Исследование о человеческом разумении. Дэвид Юм
Если Юм был критиком религии, то французские просветители были в больше степени антиклерикалами – в основе их критики религии лежала критика церкви. То, что французские просветители называли религией, если исходить из юмовской аргументации, было не чем иным, как суеверием, при котором складывается описываемая Вольтером ситуация: встреча глупца и мошенника. Глупец – подавленный человек, полный страхов, – приписывает каким-то внешним объектам мистическое влияние на свою жизнь, из чего извлекают личную выгоду мошенники (жрецы и священники), создавая церковь – целый институт, паразитирующий на суевериях.
Попробуем теперь подытожить сказанное. Отметим, что юмовский скептицизм не носит онтологический характер, подобно скептицизму античных мыслителей (Пиррона, Секста Эмпирика). У последних скептицизм как убеждение в том, что истины нет (ибо все, что называют истинами, – добро и зло, справедливое и несправедливое, уродливое и прекрасное и т. д. являются лишь людскими установлениями) ведет как следствие за собой особое поведение, связанное с практикой радикальной отрешенности (ataraksia). Так, Пиррон учился этой практике у индийских гипнософистов (йогов и факиров). В случае с Юмом речь ни о чем подобном, конечно, не идет.

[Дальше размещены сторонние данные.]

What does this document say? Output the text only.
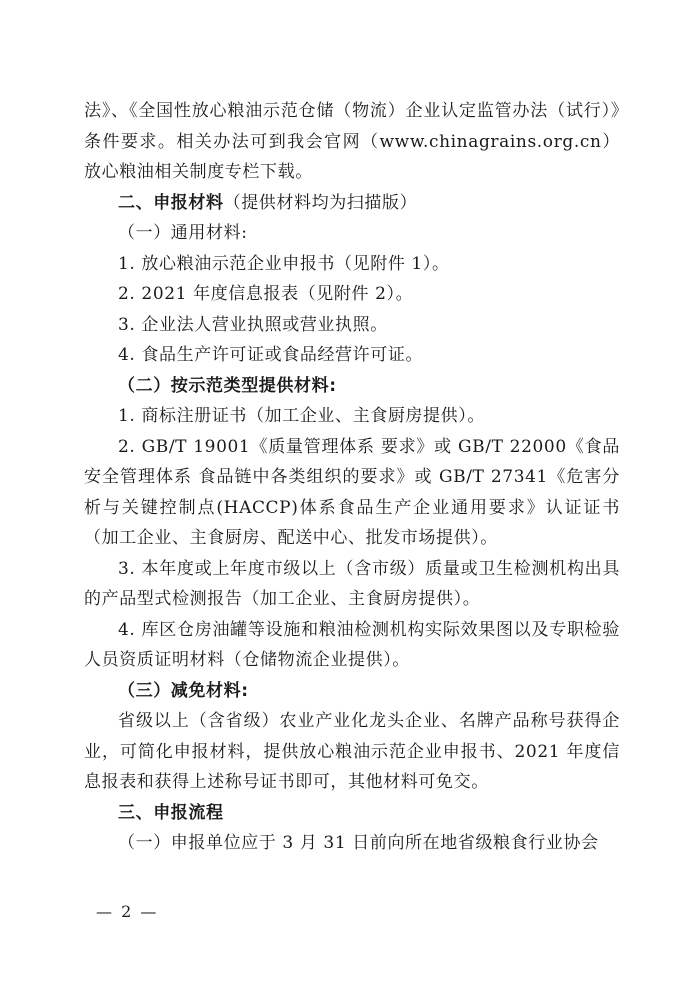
法》、《全国性放心粮油示范仓储（物流）企业认定监管办法（试行）》条件要求。相关办法可到我会官网（www.chinagrains.org.cn）放心粮油相关制度专栏下载。

二、申报材料（提供材料均为扫描版）

（一）通用材料:

1. 放心粮油示范企业申报书（见附件 1）。

2. 2021 年度信息报表（见附件 2）。

3. 企业法人营业执照或营业执照。

4. 食品生产许可证或食品经营许可证。

（二）按示范类型提供材料:

1. 商标注册证书（加工企业、主食厨房提供）。

2. GB/T 19001《质量管理体系 要求》或 GB/T 22000《食品安全管理体系 食品链中各类组织的要求》或 GB/T 27341《危害分析与关键控制点(HACCP)体系食品生产企业通用要求》认证证书（加工企业、主食厨房、配送中心、批发市场提供）。

3. 本年度或上年度市级以上（含市级）质量或卫生检测机构出具的产品型式检测报告（加工企业、主食厨房提供）。

4. 库区仓房油罐等设施和粮油检测机构实际效果图以及专职检验人员资质证明材料（仓储物流企业提供）。

（三）减免材料:

省级以上（含省级）农业产业化龙头企业、名牌产品称号获得企业，可简化申报材料，提供放心粮油示范企业申报书、2021 年度信息报表和获得上述称号证书即可，其他材料可免交。

三、申报流程

（一）申报单位应于 3 月 31 日前向所在地省级粮食行业协会

— 2 —
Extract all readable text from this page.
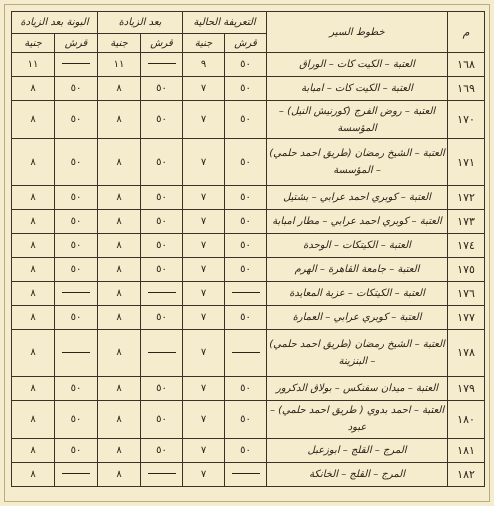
م	خطوط السير	التعريفة الحالية		بعد الزيادة		البونة بعد الزيادة	
		قرش	جنية	قرش	جنية	قرش	جنية
١٦٨	العتبة – الكيت كات – الوراق	٥٠	٩		١١		١١
١٦٩	العتبة – الكيت كات – امبابة	٥٠	٧	٥٠	٨	٥٠	٨
١٧٠	العتبة – روض الفرج (كورنيش النيل) – المؤسسة	٥٠	٧	٥٠	٨	٥٠	٨
١٧١	العتبة – الشيخ رمضان (طريق احمد حلمي) – المؤسسة	٥٠	٧	٥٠	٨	٥٠	٨
١٧٢	العتبة – كوبري احمد عرابي – بشتيل	٥٠	٧	٥٠	٨	٥٠	٨
١٧٣	العتبة – كوبري احمد عرابي – مطار امبابة	٥٠	٧	٥٠	٨	٥٠	٨
١٧٤	العتبة – الكيتكات – الوحدة	٥٠	٧	٥٠	٨	٥٠	٨
١٧٥	العتبة – جامعة القاهرة – الهرم	٥٠	٧	٥٠	٨	٥٠	٨
١٧٦	العتبة – الكيتكات – عزبة المعايدة		٧		٨		٨
١٧٧	العتبة – كوبري عرابي – العمارة	٥٠	٧	٥٠	٨	٥٠	٨
١٧٨	العتبة – الشيخ رمضان (طريق احمد حلمي) – البنزينة		٧		٨		٨
١٧٩	العتبة – ميدان سفنكس – بولاق الدكرور	٥٠	٧	٥٠	٨	٥٠	٨
١٨٠	العتبة – احمد بدوي ( طريق احمد حلمي) – عبود	٥٠	٧	٥٠	٨	٥٠	٨
١٨١	المرج – القلج – ابوزعبل	٥٠	٧	٥٠	٨	٥٠	٨
١٨٢	المرج – القلج – الخانكة		٧		٨		٨
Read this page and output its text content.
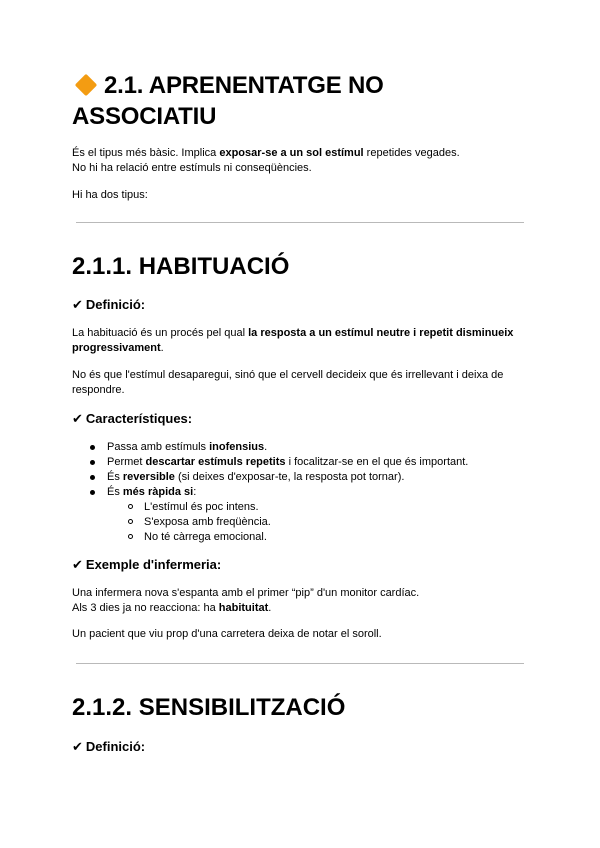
2.1. APRENENTATGE NO
ASSOCIATIU

És el tipus més bàsic. Implica exposar-se a un sol estímul repetides vegades.
No hi ha relació entre estímuls ni conseqüències.

Hi ha dos tipus:

2.1.1. HABITUACIÓ
✔ Definició:

La habituació és un procés pel qual la resposta a un estímul neutre i repetit disminueix
progressivament.

No és que l'estímul desaparegui, sinó que el cervell decideix que és irrellevant i deixa de
respondre.

✔ Característiques:
Passa amb estímuls inofensius.
Permet descartar estímuls repetits i focalitzar-se en el que és important.
És reversible (si deixes d'exposar-te, la resposta pot tornar).
És més ràpida si:
L'estímul és poc intens.
S'exposa amb freqüència.
No té càrrega emocional.
✔ Exemple d'infermeria:

Una infermera nova s'espanta amb el primer “pip” d'un monitor cardíac.
Als 3 dies ja no reacciona: ha habituitat.

Un pacient que viu prop d'una carretera deixa de notar el soroll.

2.1.2. SENSIBILITZACIÓ
✔ Definició:
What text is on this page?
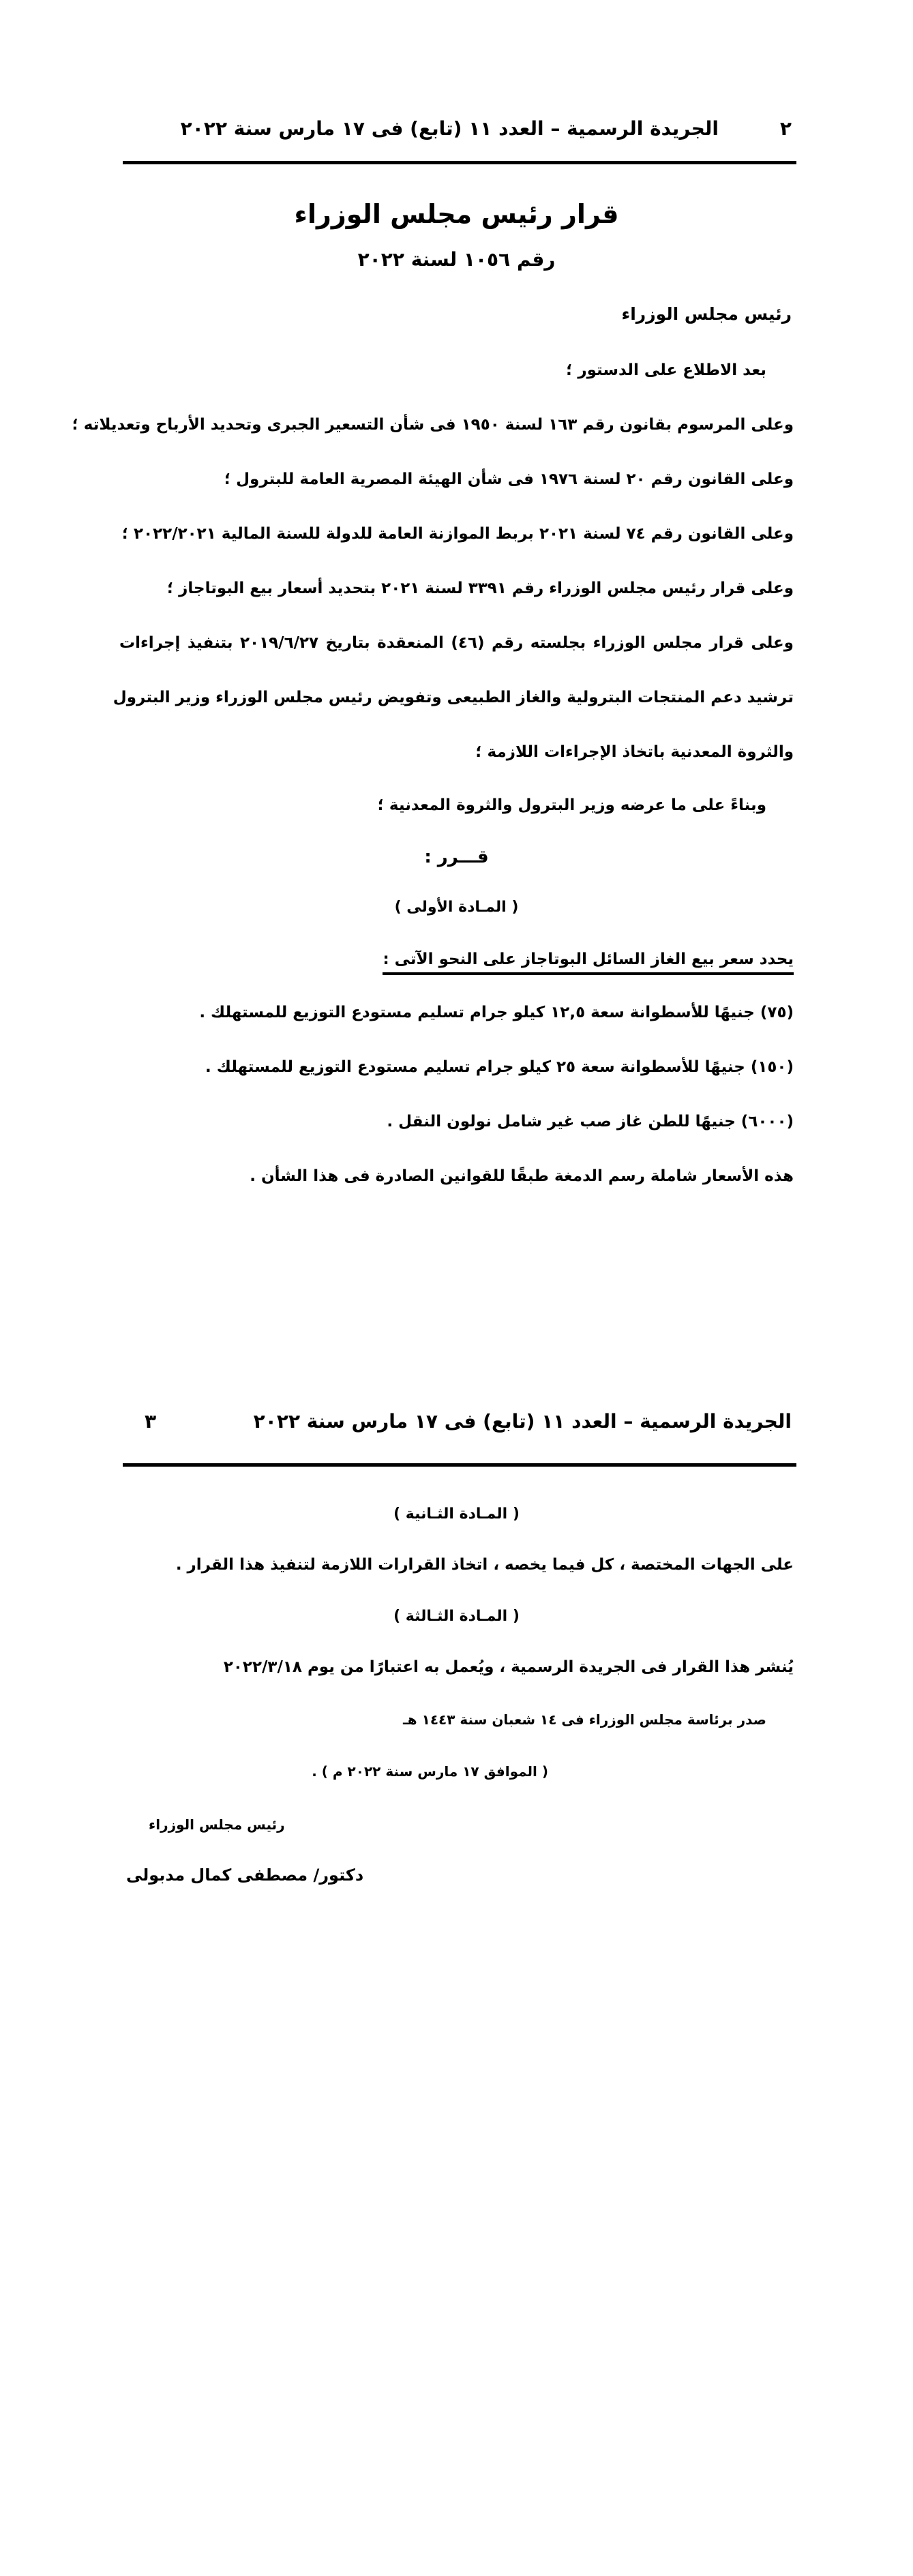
٢
الجريدة الرسمية – العدد ١١ (تابع) فى ١٧ مارس سنة ٢٠٢٢
قرار رئيس مجلس الوزراء
رقم ١٠٥٦ لسنة ٢٠٢٢
رئيس مجلس الوزراء
بعد الاطلاع على الدستور ؛
وعلى المرسوم بقانون رقم ١٦٣ لسنة ١٩٥٠ فى شأن التسعير الجبرى وتحديد الأرباح وتعديلاته ؛
وعلى القانون رقم ٢٠ لسنة ١٩٧٦ فى شأن الهيئة المصرية العامة للبترول ؛
وعلى القانون رقم ٧٤ لسنة ٢٠٢١ بربط الموازنة العامة للدولة للسنة المالية ٢٠٢٢/٢٠٢١ ؛
وعلى قرار رئيس مجلس الوزراء رقم ٣٣٩١ لسنة ٢٠٢١ بتحديد أسعار بيع البوتاجاز ؛
وعلى قرار مجلس الوزراء بجلسته رقم (٤٦) المنعقدة بتاريخ ٢٠١٩/٦/٢٧ بتنفيذ إجراءات
ترشيد دعم المنتجات البترولية والغاز الطبيعى وتفويض رئيس مجلس الوزراء وزير البترول
والثروة المعدنية باتخاذ الإجراءات اللازمة ؛
وبناءً على ما عرضه وزير البترول والثروة المعدنية ؛
قـــرر :
( المـادة الأولى )
يحدد سعر بيع الغاز السائل البوتاجاز على النحو الآتى :
(٧٥) جنيهًا للأسطوانة سعة ١٢,٥ كيلو جرام تسليم مستودع التوزيع للمستهلك .
(١٥٠) جنيهًا للأسطوانة سعة ٢٥ كيلو جرام تسليم مستودع التوزيع للمستهلك .
(٦٠٠٠) جنيهًا للطن غاز صب غير شامل نولون النقل .
هذه الأسعار شاملة رسم الدمغة طبقًا للقوانين الصادرة فى هذا الشأن .
الجريدة الرسمية – العدد ١١ (تابع) فى ١٧ مارس سنة ٢٠٢٢
٣
( المـادة الثـانية )
على الجهات المختصة ، كل فيما يخصه ، اتخاذ القرارات اللازمة لتنفيذ هذا القرار .
( المـادة الثـالثة )
يُنشر هذا القرار فى الجريدة الرسمية ، ويُعمل به اعتبارًا من يوم ٢٠٢٢/٣/١٨
صدر برئاسة مجلس الوزراء فى ١٤ شعبان سنة ١٤٤٣ هـ
( الموافق ١٧ مارس سنة ٢٠٢٢ م ) .
رئيس مجلس الوزراء
دكتور/ مصطفى كمال مدبولى
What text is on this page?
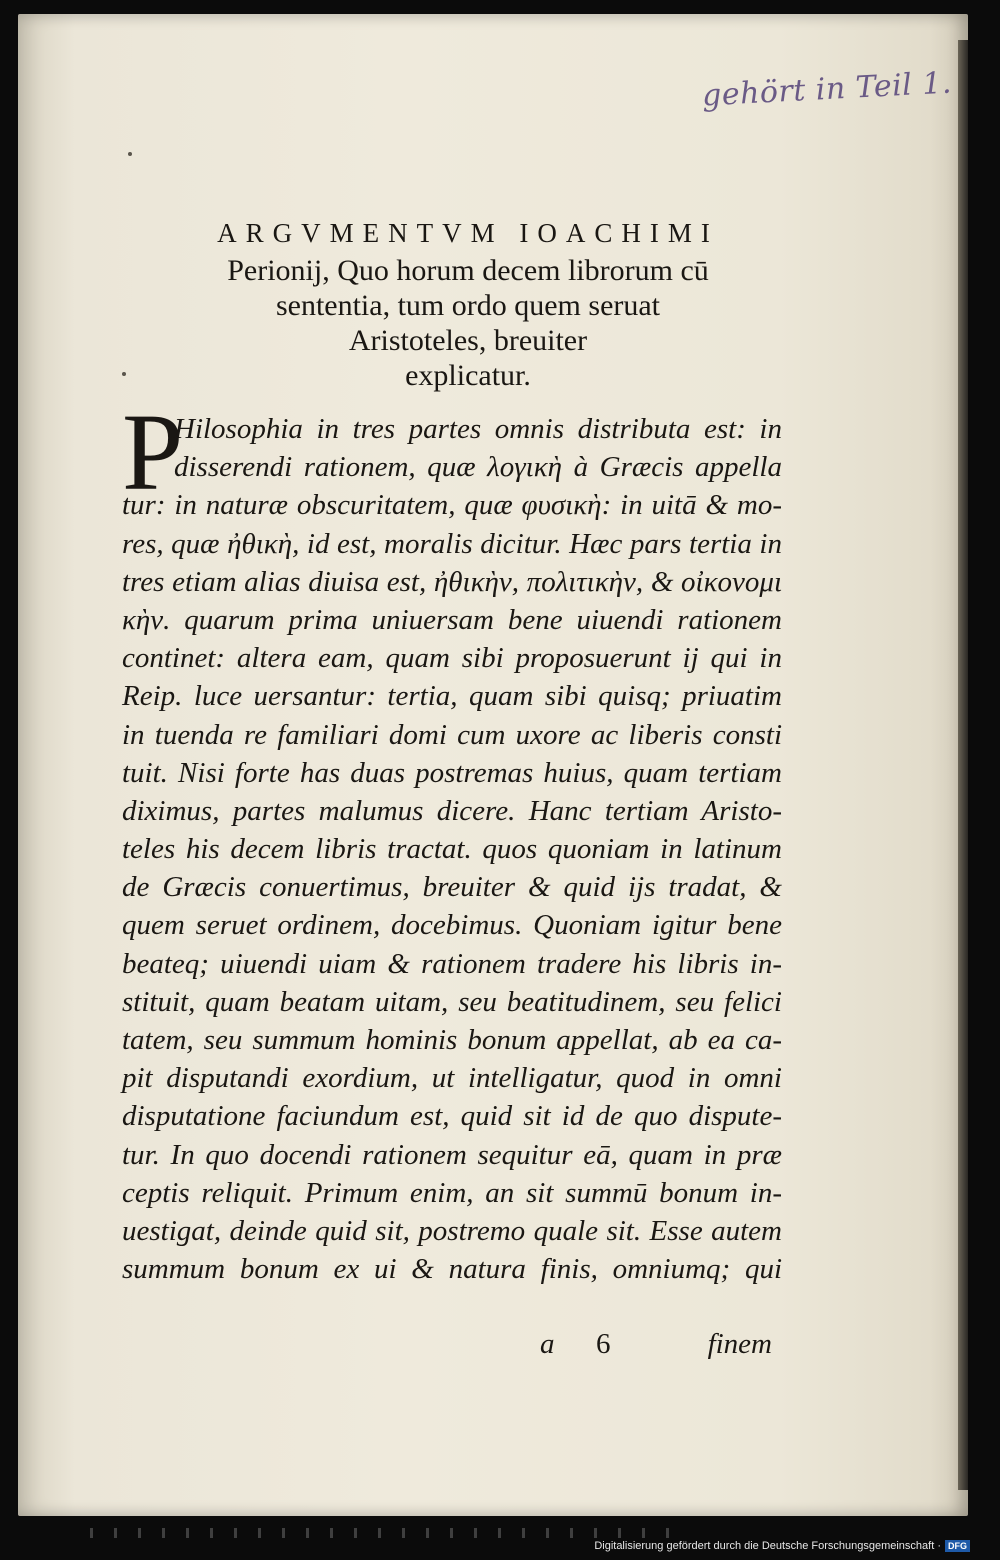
gehört in Teil 1.
ARGVMENTVM IOACHIMI
Perionij, Quo horum decem librorum cū
sententia, tum ordo quem seruat
Aristoteles, breuiter
explicatur.
P
Hilosophia in tres partes omnis distributa est: in
disserendi rationem, quæ λογικὴ à Græcis appella
tur: in naturæ obscuritatem, quæ φυσικὴ: in uitā & mo-
res, quæ ἠθικὴ, id est, moralis dicitur. Hæc pars tertia in
tres etiam alias diuisa est, ἠθικὴν, πολιτικὴν, & οἰκονομι
κὴν. quarum prima uniuersam bene uiuendi rationem
continet: altera eam, quam sibi proposuerunt ij qui in
Reip. luce uersantur: tertia, quam sibi quisq; priuatim
in tuenda re familiari domi cum uxore ac liberis consti
tuit. Nisi forte has duas postremas huius, quam tertiam
diximus, partes malumus dicere. Hanc tertiam Aristo-
teles his decem libris tractat. quos quoniam in latinum
de Græcis conuertimus, breuiter & quid ijs tradat, &
quem seruet ordinem, docebimus. Quoniam igitur bene
beateq; uiuendi uiam & rationem tradere his libris in-
stituit, quam beatam uitam, seu beatitudinem, seu felici
tatem, seu summum hominis bonum appellat, ab ea ca-
pit disputandi exordium, ut intelligatur, quod in omni
disputatione faciundum est, quid sit id de quo dispute-
tur. In quo docendi rationem sequitur eā, quam in præ
ceptis reliquit. Primum enim, an sit summū bonum in-
uestigat, deinde quid sit, postremo quale sit. Esse autem
summum bonum ex ui & natura finis, omniumq; qui
a 6	finem
Digitalisierung gefördert durch die Deutsche Forschungsgemeinschaft · DFG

У Юма скептицизм носит методический характер и не распространяется на сферу бытия. Бытие определяется, по Юму, логикой целесообразности (purposiveness). Так, все виды объединения множеств, структурирующие опыт, начиная от психологического объединения множеств перцепций по законам ассоциации и заканчивая объединением разрозненных частных интересов по законам общей пользы, осуществляются в конечном счете именно в силу того, что они позволяют индивиду жить. Несмотря на это, все указанные виды объединений абсолютно фиктивны и не являются источниками истины. Тем не менее они столь же необходимы для индивида, сколь и органы его тела. Пользоваться ими для индивида – это то же самое, что дышать или видеть[24].
В пользу существования принципа целесообразности свидетельствует, по Юму, также и то, что мы не можем бесконечно осуществлять акт скептического epoche. Подвергая сомнению идею, отличающуюся максимальной степенью живости (идею веры), мы приходим к суждению, в результате которого образовали эту идею, после чего, если у нас хватает внимания, мы приходим к суждению, которое лежит в основе этого суждения и ad infinitum. Но в результате такого последовательного сомнения наш ум быстро устает. И мы незаметно вновь начинаем пользоваться привычными идеями.
Философия Юма, несмотря на весь свой скептицизм и агностицизм (Гекели), испытала на себе значительное влияние деизма, характерного для всей философии эпохи Просвещения. Так, к примеру, Юм в «Диалогах о естественной религии» порой склонен истолковывать некоторые феномены в качестве знаков присутствия некого разумного принципа[25]. В политических работах Юм допускает, что способность человека ощущать моральный интерес, хоть и является искусственной, распространена среди
24
Юм Д. Трактат о человеческой природе // Сочинения в двух томах М.: Мысль, 1996. Т.2. С. 235.
25
Делез отмечал, что Юм был тайным лейбницианцем, который был теоретически зависим от интерпретации целесообразности в качестве предустановленной гармонии между «порядком идей и порядком вещей». См.: Делез Ж. Эмпиризм и субъективность, Критическая философия Кант. Бергсонизм, Спиноза. М.: PerSe, 2001. С. 158.